Before the COVID-19 pandemic only very few people in Abuja knew where the Nigeria Centre for Disease Control (NCDC) Test Laboratory is located in city.
Tucked in somewhere inside Gaduwa, you won’t blame Abuja residents for being oblivious of its existence.
The reason is simple: the road to the facility was non-existent. It was that kind of road that would always remind you of how Nigeria delights in mistreating its own.
During the dry season, it’s usually a harvest of dust and every other vermin in between as vehicles that try to use the road wallop from one hole to the next.
It gets worse during the rainy reason.
Then, the entire stretch becomes a muddy pool with an almost collapsed bridge as a bonus!
You really had to have no regard for your safety and health or no choice to ply that road. But we all used the road any way. What choice did we have?
Then enters ‘Uncle Corona’ and the NCDC laboratory became an inevitable destination for many of our ‘big men’ (hitherto known as elites) and politicians.
Ladies and gentleman, do you know that the road has now been constructed, just within two months?
The NCDC director general, Dr. Chikwe Iheakwazu, took to twitter recently to thank the government for doing what they should have done eons ago.
Then someone commented in the thread that something good had come out this pandemic and everyone applauded.
Several ‘similar good things’ may yet come out of this COVID-19’s unusual visit but those are not the reason it’s here.
Those are rather what we can call the side attraction gains, probably unintended but desirable all the same.
Or you think it’s all about our leaders and what they have left undone over decades?
Certainly not!
The real lessons of COVID-19 are just as personal as they are collective.
We are all involved and they are abound for us all to see and also learn.
While everyone and their cat is reminding you how a fisherman should repair his fishing net during off season, they’re also not telling you that they don’t even know what this season really is or what will follow
But do we even look like a people willing to learn?
Our utterances, actions and even body language show that we are just bidding our time, waiting for it all to go away so we can jump back to the status quo.
That also explains the reason everyone is shouting about learning this or that income generating skill while waiting out the pandemic.
It’s almost like we have the blueprint of a post COVID-19 world, but that isn’t true.
While everyone and their cat is reminding you how a fisherman should repair his fishing net during off season, they’re also not telling you that they don’t even know what this season really is or what will follow.
What happens after repairing the net and the ocean is no longer there?
What happens after repairing net and the fishes have moved away or the people no longer eat fish?
If COVID-19, a microscopic virus, could strike in this manner, then believe me when I say that anything can happen because whether or not we know it, we human beings are not as powerful and invincible as many of us had always believed.
Many of us are still as delusional as ever.
We have so much trust in our intellect and its prowess.
We are doing all we can to remain on top of the game post-COVID-19.
But nobody is making effort to know what the game will be.
You already see what is going on with the schools.
Both schools’ managements and parents can’t wait for the classrooms to open once more.
While the proprietors are worried about dwindling revenue, the parents are frantic about their wards losing academic grounds.
They have to finish secondary school at 10, start university at 14 and get a PhD at 24.
So, what do we do?
Could we have put this COVID-19 induced lockdown period to another use that didn’t involve tasking the children’s brains in the same way we have always done?
Everyone jumps onto the e-learning train.

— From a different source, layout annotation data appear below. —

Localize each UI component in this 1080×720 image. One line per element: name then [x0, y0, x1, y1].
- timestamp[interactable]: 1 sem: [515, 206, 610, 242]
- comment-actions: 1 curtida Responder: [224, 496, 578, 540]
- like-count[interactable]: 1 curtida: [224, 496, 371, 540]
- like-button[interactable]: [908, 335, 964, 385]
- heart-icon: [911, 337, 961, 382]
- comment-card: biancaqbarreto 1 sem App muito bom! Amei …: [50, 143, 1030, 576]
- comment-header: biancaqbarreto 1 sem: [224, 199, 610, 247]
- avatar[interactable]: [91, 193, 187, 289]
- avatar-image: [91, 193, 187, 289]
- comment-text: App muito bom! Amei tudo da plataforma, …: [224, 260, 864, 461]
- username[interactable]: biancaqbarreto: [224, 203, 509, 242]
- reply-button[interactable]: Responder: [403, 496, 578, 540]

Everyone, except the public schools and their pupils.
But we don’t even care that they might be left behind and further widen the current digital gap.
An expression of that same selfishness that brought all of us to this present bus stop.
But that’s a story for another day.
My point is this: what will happen if every Nigerian school child loses one term or even an entire school year?
Yes, what will happen? People will die or the planet will lose its round shape?
Could we have put this COVID-19 induced lockdown period to another use that didn’t involve tasking the children’s brains in the same way we have always done?
But I guess, we may never know now, seeing how we quickly jumped on the next available bandwagon of online classes.
We didn’t take out this time to pause and reexamine, rather we are just changing the forms while the core remains the same.
Yes, we are making changes but what manner of changes?
What I am seeing so far are just aesthetics. The core remains same.
Yes, many of us will become technological savvy.
With all the online classes going on everywhere you turn this becomes inevitable, but should that be the goal?
Is that one of the reasons COVID-19 came at this time, to turn us all into technology and Internet wizards?
Definitely not.
The lessons are much deeper and personal and every one of us must discover for themselves what they are.
And the answers won’t come from jumping from one webinar to the other.
And that has been my greatest fear with this pandemic.
That we will all go through this experience, make all the cosmetic changes for the world to see, wear different colours of facemasks, wash our hands countless number of times but still remain the same people.
A people comfortable in a world where impunity, injustice, selfishness and mindless materialism reign.